First of all, it is a beautiful space, with the Long Gallery, the (huge) Barn, and outdoor sculpture spaces. Quite a special venue.
In fact I chatted a little with Johnny Messums, about whether they hire out the venue. They do not, at present, though we agreed to stay in touch as I explained the Cambodia project and the Installation I am thinking of.
It is a commercial space, so they do need sales – hence the fact that they program quite expensive work.
The Image show is their first of the season, and splits into two halves.
In the Long Gallery, a stunning collection of work by Peter Beard, Andy Warhol, Mick Rock, Charlie Wheeler, Angus McBean, Ray Bellisario, Lewis Morley, Nancy Bundt, Norman Parkinson, Cecil Beaton, Neal Slavin and Angela Williams. To quote the book accompanying the show:
‘The portraiture in the Long Gallery uses the mechanism of humour to comment on individuals and groups in the same way that stand-up comedy is able to reflect – and often criticise – current figures in the media’.

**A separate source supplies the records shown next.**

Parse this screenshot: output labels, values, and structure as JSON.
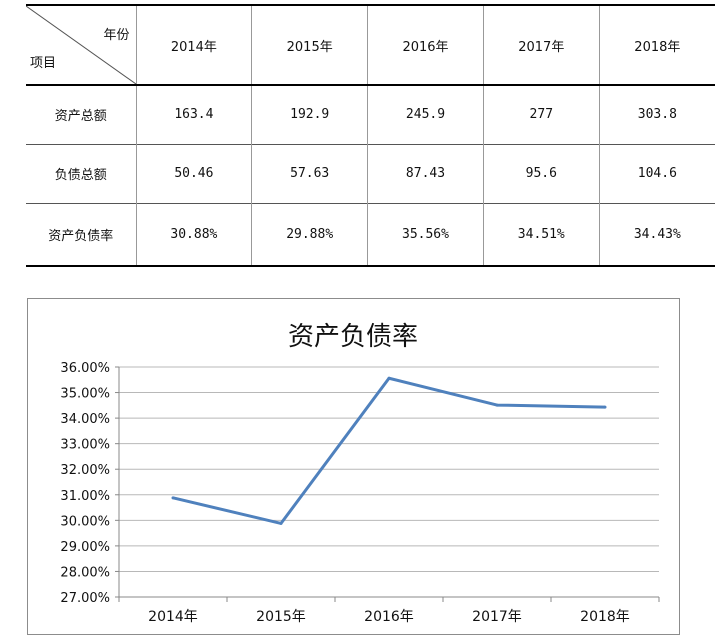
{
  "table": {
    "corner_top": "年份",
    "corner_bottom": "项目",
    "years": [
      "2014年",
      "2015年",
      "2016年",
      "2017年",
      "2018年"
    ],
    "rows": [
      {
        "label": "资产总额",
        "values": [
          "163.4",
          "192.9",
          "245.9",
          "277",
          "303.8"
        ]
      },
      {
        "label": "负债总额",
        "values": [
          "50.46",
          "57.63",
          "87.43",
          "95.6",
          "104.6"
        ]
      },
      {
        "label": "资产负债率",
        "values": [
          "30.88%",
          "29.88%",
          "35.56%",
          "34.51%",
          "34.43%"
        ]
      }
    ]
  },
  "chart_data": {
    "type": "line",
    "title": "资产负债率",
    "categories": [
      "2014年",
      "2015年",
      "2016年",
      "2017年",
      "2018年"
    ],
    "series": [
      {
        "values": [
          30.88,
          29.88,
          35.56,
          34.51,
          34.43
        ],
        "color": "#4f81bd"
      }
    ],
    "ylim": [
      27,
      36
    ],
    "y_ticks": [
      "27.00%",
      "28.00%",
      "29.00%",
      "30.00%",
      "31.00%",
      "32.00%",
      "33.00%",
      "34.00%",
      "35.00%",
      "36.00%"
    ],
    "grid": true,
    "legend": "none"
  }
}
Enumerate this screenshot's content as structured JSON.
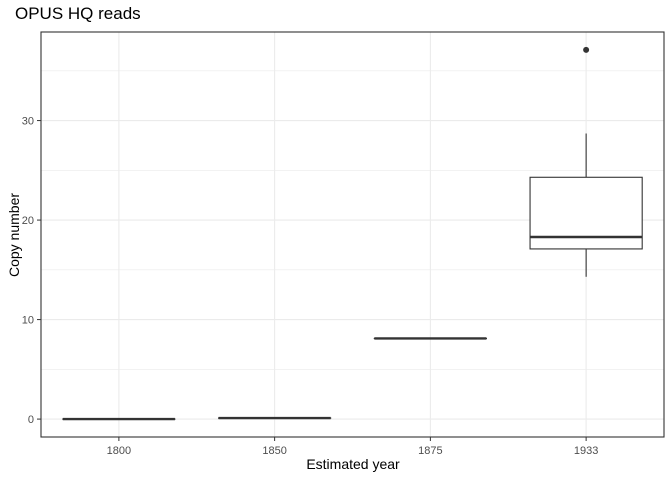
{
  "chart_data": {
    "type": "boxplot",
    "title": "OPUS HQ reads",
    "xlabel": "Estimated year",
    "ylabel": "Copy number",
    "categories": [
      "1800",
      "1850",
      "1875",
      "1933"
    ],
    "y_ticks": [
      0,
      10,
      20,
      30
    ],
    "ylim": [
      -1.8,
      38.9
    ],
    "grid": true,
    "legend": "none",
    "boxes": [
      {
        "category": "1800",
        "min": 0.0,
        "q1": 0.0,
        "median": 0.0,
        "q3": 0.0,
        "max": 0.0,
        "outliers": []
      },
      {
        "category": "1850",
        "min": 0.1,
        "q1": 0.1,
        "median": 0.1,
        "q3": 0.1,
        "max": 0.1,
        "outliers": []
      },
      {
        "category": "1875",
        "min": 8.1,
        "q1": 8.1,
        "median": 8.1,
        "q3": 8.1,
        "max": 8.1,
        "outliers": []
      },
      {
        "category": "1933",
        "min": 14.3,
        "q1": 17.1,
        "median": 18.3,
        "q3": 24.3,
        "max": 28.7,
        "outliers": [
          37.1
        ]
      }
    ],
    "colors": {
      "box_line": "#333333",
      "grid": "#ebebeb",
      "panel_border": "#333333",
      "tick_label": "#4d4d4d"
    }
  }
}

Perhaps because of my love of music, I was especially drawn to Mick Rock’s work. He has a way of making celebrities human, and his approach engages the subject in unguarded moments. By contrast, Cecil Beaton’s work, whilst lovely, is more formal. That part of the exhibition also featured work from Neal Slavin’s book Britons, which frankly I did not know. His ambitious use of large scale polaroids is fascinating.
The Barn is 13th Century, reckoned to have the largest interior space in England, and the restoration is breath taking. It is used as a performance and teaching space, as well as for exhibitions.
In the Image show, Messums are featuring the large-scale work of female photographers Polly Penrose, Maisie Cousins, Natalie Krick, Juno Calypso and a collaboration between Anna Fox and Alison Goldfrapp. Intriguingly, all were curated via finding them on Instagram (timely, given this is an area of discussion in the SP Module).
I enjoyed Juno Calypso’s work. Again, to quote the accompanying book:
Calypso’s Breakfast (2014) resists any sense of objectification with the subversive undercurrent to the image. By being both photographer and photographed … Calypso succeeds not only in reclaiming the subject matter of the female body throughout her oeuvre but in the artistic gentrification of the ‘selfie’, transforming this everyday genre into something beautiful.
Slightly wordy, and a little art speak. But nevertheless an impressive, strong series of images executed with self conscious satire, and requiring contemplation.
I think, though, my favourites in that section of the show were from the collaboration by Anna Fox and Alison Goldfrapp. Smaller images, with a sense of mystery and story, especially when seen as a series. The header image, used to advertise the exhibition, is in fact from their collaboration.
If anyone reading this that has time to go, I’d rate it as a ‘do not miss’ – especially as Messums has a lovely restaurant, perfect for brunch.